To further characterise and valorise fractions obtained in the cascading process for high value applications, BDS has performed a human bioassay directed analysis to identification of fractions with nutraceutical applications. CALUX bio-assay-based methods were used for identification and purification of secondary fungal metabolites with medicinal and nutritional benefits from fungal residues, and fractions obtained in different extraction process. This work awaits further scale-up of the cascade to obtain sufficient material for further evaluation.

With the data generated from the three cascade approached, a decision needs to be made taking into account the technical and economic feasibility of the process on a pilot scale.

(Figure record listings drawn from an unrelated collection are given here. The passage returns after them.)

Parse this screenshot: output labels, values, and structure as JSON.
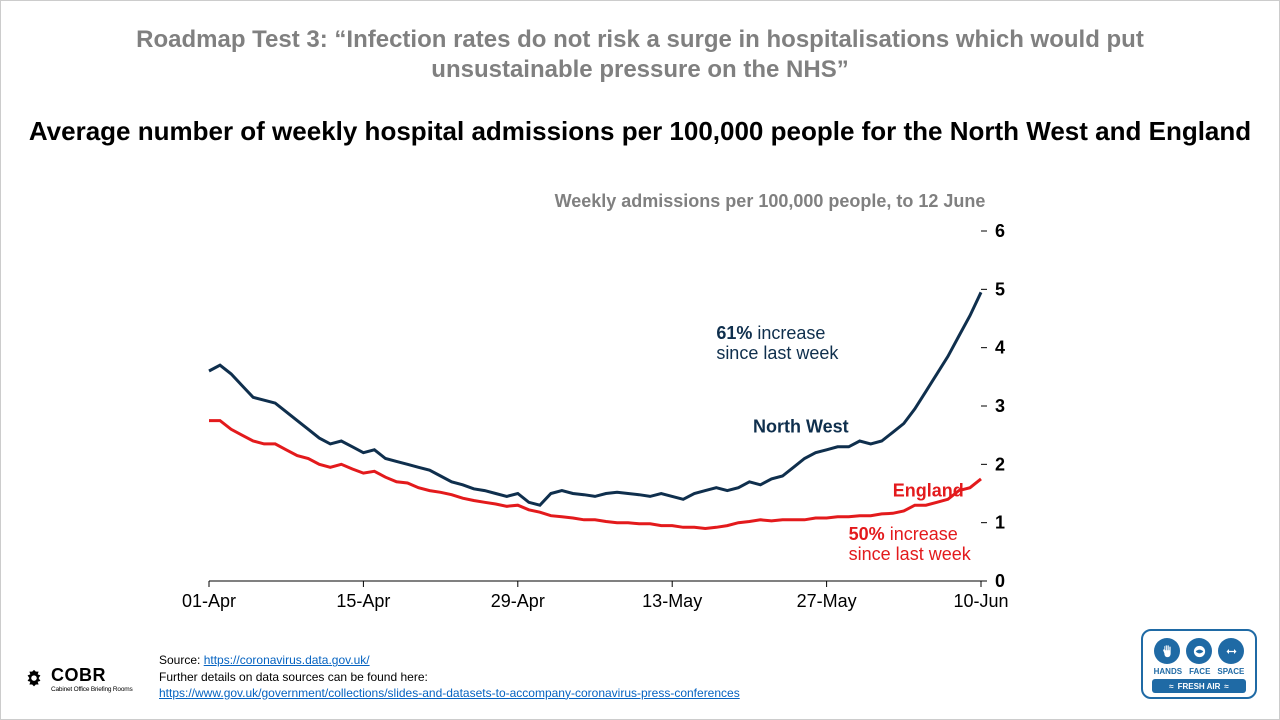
{
  "supertitle": "Roadmap Test 3: “Infection rates do not risk a surge in hospitalisations which would put unsustainable pressure on the NHS”",
  "title": "Average number of weekly hospital admissions per 100,000 people for the North West and England",
  "subtitle": "Weekly admissions per 100,000 people, to 12 June",
  "chart": {
    "type": "line",
    "background_color": "#ffffff",
    "ylim": [
      0,
      6
    ],
    "ytick_step": 1,
    "yticks": [
      0,
      1,
      2,
      3,
      4,
      5,
      6
    ],
    "x_range_days": [
      0,
      70
    ],
    "x_ticks": [
      {
        "day": 0,
        "label": "01-Apr"
      },
      {
        "day": 14,
        "label": "15-Apr"
      },
      {
        "day": 28,
        "label": "29-Apr"
      },
      {
        "day": 42,
        "label": "13-May"
      },
      {
        "day": 56,
        "label": "27-May"
      },
      {
        "day": 70,
        "label": "10-Jun"
      }
    ],
    "axis_color": "#000000",
    "axis_fontsize": 18,
    "line_width": 3,
    "series": {
      "north_west": {
        "label": "North West",
        "color": "#0f2f4d",
        "values": [
          3.6,
          3.7,
          3.55,
          3.35,
          3.15,
          3.1,
          3.05,
          2.9,
          2.75,
          2.6,
          2.45,
          2.35,
          2.4,
          2.3,
          2.2,
          2.25,
          2.1,
          2.05,
          2.0,
          1.95,
          1.9,
          1.8,
          1.7,
          1.65,
          1.58,
          1.55,
          1.5,
          1.45,
          1.5,
          1.35,
          1.3,
          1.5,
          1.55,
          1.5,
          1.48,
          1.45,
          1.5,
          1.52,
          1.5,
          1.48,
          1.45,
          1.5,
          1.45,
          1.4,
          1.5,
          1.55,
          1.6,
          1.55,
          1.6,
          1.7,
          1.65,
          1.75,
          1.8,
          1.95,
          2.1,
          2.2,
          2.25,
          2.3,
          2.3,
          2.4,
          2.35,
          2.4,
          2.55,
          2.7,
          2.95,
          3.25,
          3.55,
          3.85,
          4.2,
          4.55,
          4.95
        ],
        "annotation": {
          "bold": "61%",
          "text": " increase since last week"
        }
      },
      "england": {
        "label": "England",
        "color": "#e31a1c",
        "values": [
          2.75,
          2.75,
          2.6,
          2.5,
          2.4,
          2.35,
          2.35,
          2.25,
          2.15,
          2.1,
          2.0,
          1.95,
          2.0,
          1.92,
          1.85,
          1.88,
          1.78,
          1.7,
          1.68,
          1.6,
          1.55,
          1.52,
          1.48,
          1.42,
          1.38,
          1.35,
          1.32,
          1.28,
          1.3,
          1.22,
          1.18,
          1.12,
          1.1,
          1.08,
          1.05,
          1.05,
          1.02,
          1.0,
          1.0,
          0.98,
          0.98,
          0.95,
          0.95,
          0.92,
          0.92,
          0.9,
          0.92,
          0.95,
          1.0,
          1.02,
          1.05,
          1.03,
          1.05,
          1.05,
          1.05,
          1.08,
          1.08,
          1.1,
          1.1,
          1.12,
          1.12,
          1.15,
          1.16,
          1.2,
          1.3,
          1.3,
          1.35,
          1.4,
          1.55,
          1.6,
          1.75
        ],
        "annotation": {
          "bold": "50%",
          "text": " increase since last week"
        }
      }
    }
  },
  "footer": {
    "source_label": "Source: ",
    "source_url_text": "https://coronavirus.data.gov.uk/",
    "details_label": "Further details on data sources can be found here:",
    "details_url_text": "https://www.gov.uk/government/collections/slides-and-datasets-to-accompany-coronavirus-press-conferences"
  },
  "cobr": {
    "main": "COBR",
    "sub": "Cabinet Office Briefing Rooms"
  },
  "badge": {
    "border_color": "#1f6aa5",
    "icon_bg": "#1f6aa5",
    "labels": [
      "HANDS",
      "FACE",
      "SPACE"
    ],
    "strip": "FRESH AIR"
  }
}
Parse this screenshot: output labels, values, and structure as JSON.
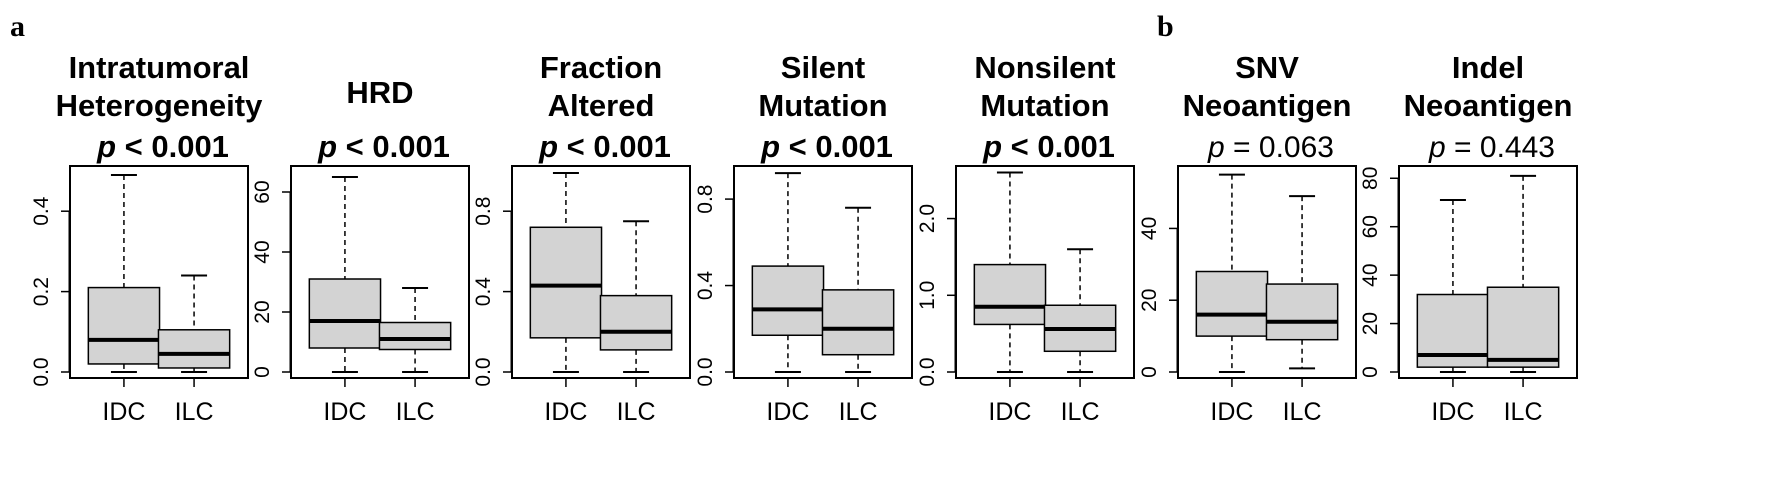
{
  "panel_letters": {
    "a": "a",
    "b": "b"
  },
  "colors": {
    "box_fill": "#d3d3d3",
    "stroke": "#000000",
    "background": "#ffffff"
  },
  "chart_data": [
    {
      "type": "boxplot",
      "panel": "a",
      "title_lines": [
        "Intratumoral",
        "Heterogeneity"
      ],
      "p_label": "p",
      "p_value": "< 0.001",
      "p_bold": true,
      "categories": [
        "IDC",
        "ILC"
      ],
      "ylim": [
        0,
        0.5
      ],
      "yticks": [
        0.0,
        0.2,
        0.4
      ],
      "ytick_labels": [
        "0.0",
        "0.2",
        "0.4"
      ],
      "boxes": [
        {
          "category": "IDC",
          "min": 0.0,
          "q1": 0.02,
          "median": 0.08,
          "q3": 0.21,
          "max": 0.49
        },
        {
          "category": "ILC",
          "min": 0.0,
          "q1": 0.01,
          "median": 0.045,
          "q3": 0.105,
          "max": 0.24
        }
      ]
    },
    {
      "type": "boxplot",
      "panel": "a",
      "title_lines": [
        "HRD"
      ],
      "p_label": "p",
      "p_value": "< 0.001",
      "p_bold": true,
      "categories": [
        "IDC",
        "ILC"
      ],
      "ylim": [
        0,
        67
      ],
      "yticks": [
        0,
        20,
        40,
        60
      ],
      "ytick_labels": [
        "0",
        "20",
        "40",
        "60"
      ],
      "boxes": [
        {
          "category": "IDC",
          "min": 0,
          "q1": 8,
          "median": 17,
          "q3": 31,
          "max": 65
        },
        {
          "category": "ILC",
          "min": 0,
          "q1": 7.5,
          "median": 11,
          "q3": 16.5,
          "max": 28
        }
      ]
    },
    {
      "type": "boxplot",
      "panel": "a",
      "title_lines": [
        "Fraction",
        "Altered"
      ],
      "p_label": "p",
      "p_value": "< 0.001",
      "p_bold": true,
      "categories": [
        "IDC",
        "ILC"
      ],
      "ylim": [
        0,
        1.0
      ],
      "yticks": [
        0.0,
        0.4,
        0.8
      ],
      "ytick_labels": [
        "0.0",
        "0.4",
        "0.8"
      ],
      "boxes": [
        {
          "category": "IDC",
          "min": 0.0,
          "q1": 0.17,
          "median": 0.43,
          "q3": 0.72,
          "max": 0.99
        },
        {
          "category": "ILC",
          "min": 0.0,
          "q1": 0.11,
          "median": 0.2,
          "q3": 0.38,
          "max": 0.75
        }
      ]
    },
    {
      "type": "boxplot",
      "panel": "a",
      "title_lines": [
        "Silent",
        "Mutation"
      ],
      "p_label": "p",
      "p_value": "< 0.001",
      "p_bold": true,
      "categories": [
        "IDC",
        "ILC"
      ],
      "ylim": [
        0,
        0.93
      ],
      "yticks": [
        0.0,
        0.4,
        0.8
      ],
      "ytick_labels": [
        "0.0",
        "0.4",
        "0.8"
      ],
      "boxes": [
        {
          "category": "IDC",
          "min": 0.0,
          "q1": 0.17,
          "median": 0.29,
          "q3": 0.49,
          "max": 0.92
        },
        {
          "category": "ILC",
          "min": 0.0,
          "q1": 0.08,
          "median": 0.2,
          "q3": 0.38,
          "max": 0.76
        }
      ]
    },
    {
      "type": "boxplot",
      "panel": "a",
      "title_lines": [
        "Nonsilent",
        "Mutation"
      ],
      "p_label": "p",
      "p_value": "< 0.001",
      "p_bold": true,
      "categories": [
        "IDC",
        "ILC"
      ],
      "ylim": [
        0,
        2.62
      ],
      "yticks": [
        0.0,
        1.0,
        2.0
      ],
      "ytick_labels": [
        "0.0",
        "1.0",
        "2.0"
      ],
      "boxes": [
        {
          "category": "IDC",
          "min": 0.0,
          "q1": 0.62,
          "median": 0.85,
          "q3": 1.4,
          "max": 2.6
        },
        {
          "category": "ILC",
          "min": 0.0,
          "q1": 0.27,
          "median": 0.56,
          "q3": 0.87,
          "max": 1.6
        }
      ]
    },
    {
      "type": "boxplot",
      "panel": "b",
      "title_lines": [
        "SNV",
        "Neoantigen"
      ],
      "p_label": "p",
      "p_value": "= 0.063",
      "p_bold": false,
      "categories": [
        "IDC",
        "ILC"
      ],
      "ylim": [
        0,
        56
      ],
      "yticks": [
        0,
        20,
        40
      ],
      "ytick_labels": [
        "0",
        "20",
        "40"
      ],
      "boxes": [
        {
          "category": "IDC",
          "min": 0,
          "q1": 10,
          "median": 16,
          "q3": 28,
          "max": 55
        },
        {
          "category": "ILC",
          "min": 1,
          "q1": 9,
          "median": 14,
          "q3": 24.5,
          "max": 49
        }
      ]
    },
    {
      "type": "boxplot",
      "panel": "b",
      "title_lines": [
        "Indel",
        "Neoantigen"
      ],
      "p_label": "p",
      "p_value": "= 0.443",
      "p_bold": false,
      "categories": [
        "IDC",
        "ILC"
      ],
      "ylim": [
        0,
        83
      ],
      "yticks": [
        0,
        20,
        40,
        60,
        80
      ],
      "ytick_labels": [
        "0",
        "20",
        "40",
        "60",
        "80"
      ],
      "boxes": [
        {
          "category": "IDC",
          "min": 0,
          "q1": 2,
          "median": 7,
          "q3": 32,
          "max": 71
        },
        {
          "category": "ILC",
          "min": 0,
          "q1": 2,
          "median": 5,
          "q3": 35,
          "max": 81
        }
      ]
    }
  ]
}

From the different extraction process performed in WP1, the following conclusions can be drawn:

Antimicrobials

  • The extract obtained at bench scale in the first step of the cascade approach using Armfield extraction process may have applications within cleaning products, which is one of the objectives of the Funguschain project. The co-operation with Saponia is ongoing to obtain further knowledge and potential applications of extracts within their current products.
  • Moreover, the extract may also have potential applications in the pharmaceutical field as a clinical antibiotic, assuming further physico-chemical tests to ensure its stability and other pre-requisites for drug development.

Polyphenols

  • MAE extracts showed the highest phenolic content and antioxidant activity of mushroom by-products, compared to other extraction processes, and all conditions and sample morphologies denoting the high efficiency of this method to extract these active compounds.

Lipids

  • The fatty acids (linoleic acid, oleic acid and palmitoleic acid) were successfully identified and quantified in the lipid extracts obtained from mushroom by-products.
  • The highest concentration of lipids was obtained after one step of MAE (at the optimized conditions) from lyophilised mushroom sample, followed by that obtained from the dried residue of MAE polyphenols extraction. Both materials showed their potential as a source of lipids.

Polysaccharides

  • Pressurized hot-water extraction was optimised in terms of extraction temperature, pH and extraction time for the isolation of soluble polysaccharides from the mushroom by-products. Successful extraction of polysaccharides was achieved with higher yields than traditional hot water and alkaline extraction.
  • Selective extraction of glucans can be achieved by controlling the extraction conditions.

Fermentable sugar

  • The saccharification of the mushroom by-products was evaluated using a 1-step and a 2-step acid hydrolysis process. The hydrolysis temperature, time and concentration of acid were optimized in terms of reducing sugars and released sugars.
  • The fermentable sugars were successfully tested for microbial growth and the production of biopolyesters by FUNGUSCHAIN partner Biotrend.